In short, this is Barack Obama’s moment. For once, one of his big speeches actually needs to have specific proposals leading to practical, beneficial results.

Don’t hold your breath. On jobs, the president has pivoted more than the prima ballerina in Swan Lake, and literally has nothing to show for it even after more than two years of optimistic promises.

His signature push was for the albatross of ObamaCare, whose baleful economic effects haven’t even fully kicked in yet.

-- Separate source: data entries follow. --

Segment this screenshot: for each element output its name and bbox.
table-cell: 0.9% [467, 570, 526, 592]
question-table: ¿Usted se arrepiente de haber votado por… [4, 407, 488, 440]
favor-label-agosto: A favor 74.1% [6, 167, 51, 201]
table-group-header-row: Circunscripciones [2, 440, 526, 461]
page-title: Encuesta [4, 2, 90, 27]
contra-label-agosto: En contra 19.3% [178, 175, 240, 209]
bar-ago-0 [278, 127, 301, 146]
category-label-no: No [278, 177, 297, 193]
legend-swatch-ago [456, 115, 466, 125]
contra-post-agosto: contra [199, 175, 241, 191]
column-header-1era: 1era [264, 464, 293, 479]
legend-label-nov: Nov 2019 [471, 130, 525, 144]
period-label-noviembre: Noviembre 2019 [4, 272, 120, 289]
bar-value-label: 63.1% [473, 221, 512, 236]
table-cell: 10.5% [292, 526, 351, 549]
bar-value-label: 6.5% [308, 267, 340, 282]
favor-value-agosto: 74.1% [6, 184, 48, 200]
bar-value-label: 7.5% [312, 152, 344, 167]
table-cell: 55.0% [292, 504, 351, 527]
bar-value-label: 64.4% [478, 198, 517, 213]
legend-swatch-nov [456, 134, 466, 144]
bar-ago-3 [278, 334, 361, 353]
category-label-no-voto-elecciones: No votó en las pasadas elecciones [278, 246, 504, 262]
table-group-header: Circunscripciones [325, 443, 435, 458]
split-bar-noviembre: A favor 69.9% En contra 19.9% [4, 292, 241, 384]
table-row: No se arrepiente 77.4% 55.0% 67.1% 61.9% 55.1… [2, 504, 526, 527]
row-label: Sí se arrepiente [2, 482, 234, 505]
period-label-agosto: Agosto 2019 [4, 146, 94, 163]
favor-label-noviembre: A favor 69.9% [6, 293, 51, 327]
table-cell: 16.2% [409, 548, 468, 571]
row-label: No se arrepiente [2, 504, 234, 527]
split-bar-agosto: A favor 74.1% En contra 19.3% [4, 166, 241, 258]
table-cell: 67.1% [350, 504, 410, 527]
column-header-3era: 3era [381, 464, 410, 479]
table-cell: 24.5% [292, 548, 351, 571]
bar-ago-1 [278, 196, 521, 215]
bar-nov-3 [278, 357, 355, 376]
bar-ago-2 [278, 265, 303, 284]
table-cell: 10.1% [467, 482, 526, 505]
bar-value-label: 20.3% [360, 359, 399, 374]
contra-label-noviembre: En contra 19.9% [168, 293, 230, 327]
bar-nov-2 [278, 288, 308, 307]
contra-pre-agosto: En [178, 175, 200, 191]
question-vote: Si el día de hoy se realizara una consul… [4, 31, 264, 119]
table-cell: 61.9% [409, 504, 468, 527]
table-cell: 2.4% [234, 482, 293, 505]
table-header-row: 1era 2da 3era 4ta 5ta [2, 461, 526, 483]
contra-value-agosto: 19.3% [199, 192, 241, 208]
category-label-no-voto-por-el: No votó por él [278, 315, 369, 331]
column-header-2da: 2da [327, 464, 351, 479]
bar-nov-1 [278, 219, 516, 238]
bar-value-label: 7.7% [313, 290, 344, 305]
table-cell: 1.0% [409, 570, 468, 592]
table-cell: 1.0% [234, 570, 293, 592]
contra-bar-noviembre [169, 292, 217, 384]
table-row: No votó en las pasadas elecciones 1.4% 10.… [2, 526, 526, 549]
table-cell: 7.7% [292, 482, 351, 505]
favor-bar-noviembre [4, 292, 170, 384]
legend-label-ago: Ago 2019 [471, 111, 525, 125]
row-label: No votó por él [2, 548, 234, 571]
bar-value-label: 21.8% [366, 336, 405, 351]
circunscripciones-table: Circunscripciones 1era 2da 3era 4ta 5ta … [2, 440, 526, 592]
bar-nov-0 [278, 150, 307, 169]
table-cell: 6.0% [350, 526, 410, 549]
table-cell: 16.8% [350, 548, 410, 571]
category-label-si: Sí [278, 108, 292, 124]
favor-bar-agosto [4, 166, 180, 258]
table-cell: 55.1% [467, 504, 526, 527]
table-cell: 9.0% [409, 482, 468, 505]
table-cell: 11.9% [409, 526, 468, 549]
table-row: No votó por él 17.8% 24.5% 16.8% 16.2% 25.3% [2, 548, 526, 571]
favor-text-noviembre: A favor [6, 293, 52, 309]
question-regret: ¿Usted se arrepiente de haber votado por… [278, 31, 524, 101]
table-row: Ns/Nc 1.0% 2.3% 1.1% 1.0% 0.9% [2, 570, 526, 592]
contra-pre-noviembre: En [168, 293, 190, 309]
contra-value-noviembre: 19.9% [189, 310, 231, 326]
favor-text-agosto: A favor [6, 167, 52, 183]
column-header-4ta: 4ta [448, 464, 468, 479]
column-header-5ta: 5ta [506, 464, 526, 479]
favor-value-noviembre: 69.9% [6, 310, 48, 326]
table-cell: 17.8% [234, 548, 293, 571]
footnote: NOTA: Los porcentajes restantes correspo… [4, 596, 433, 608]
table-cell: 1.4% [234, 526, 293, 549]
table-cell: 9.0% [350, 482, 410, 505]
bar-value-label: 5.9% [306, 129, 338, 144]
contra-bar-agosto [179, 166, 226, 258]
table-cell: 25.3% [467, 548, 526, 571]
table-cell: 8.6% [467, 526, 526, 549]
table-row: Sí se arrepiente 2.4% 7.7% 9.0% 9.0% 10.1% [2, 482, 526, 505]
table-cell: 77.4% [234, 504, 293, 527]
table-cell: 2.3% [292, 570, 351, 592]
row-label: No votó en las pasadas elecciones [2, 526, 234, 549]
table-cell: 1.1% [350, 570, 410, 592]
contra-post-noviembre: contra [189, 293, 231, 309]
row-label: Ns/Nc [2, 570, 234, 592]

Until its fate is decided, either at the ballot box or by the Supreme Court, businesses will stay frozen, unable to gauge the true cost of new hiring.

It’s hard to paint a pretty face on zero jobs growth and new monthly unemployment claims of more than 4000,000. Economists may argue about whether we’re heading for a double-dip recession, but ordinary Americans know the first recession never really ended.

And yet Obama has doggedly pursued a faculty-lounge fantasy of borrowed pump-priming and imaginary technology in the face of overwhelming evidence that no amount of governmental borrowing, green jobs and stimulus is going to pull us out of this tailspin.

But there’s at least one business that’s booming: state lotteries. Seventeen states report all-time records as desperate citizens queue up to hand the government even more of their money in the hope that a dollar and a dream will free them from the consequences of the 2008 election.

Alas, the only thing that’s going to do that is the next election.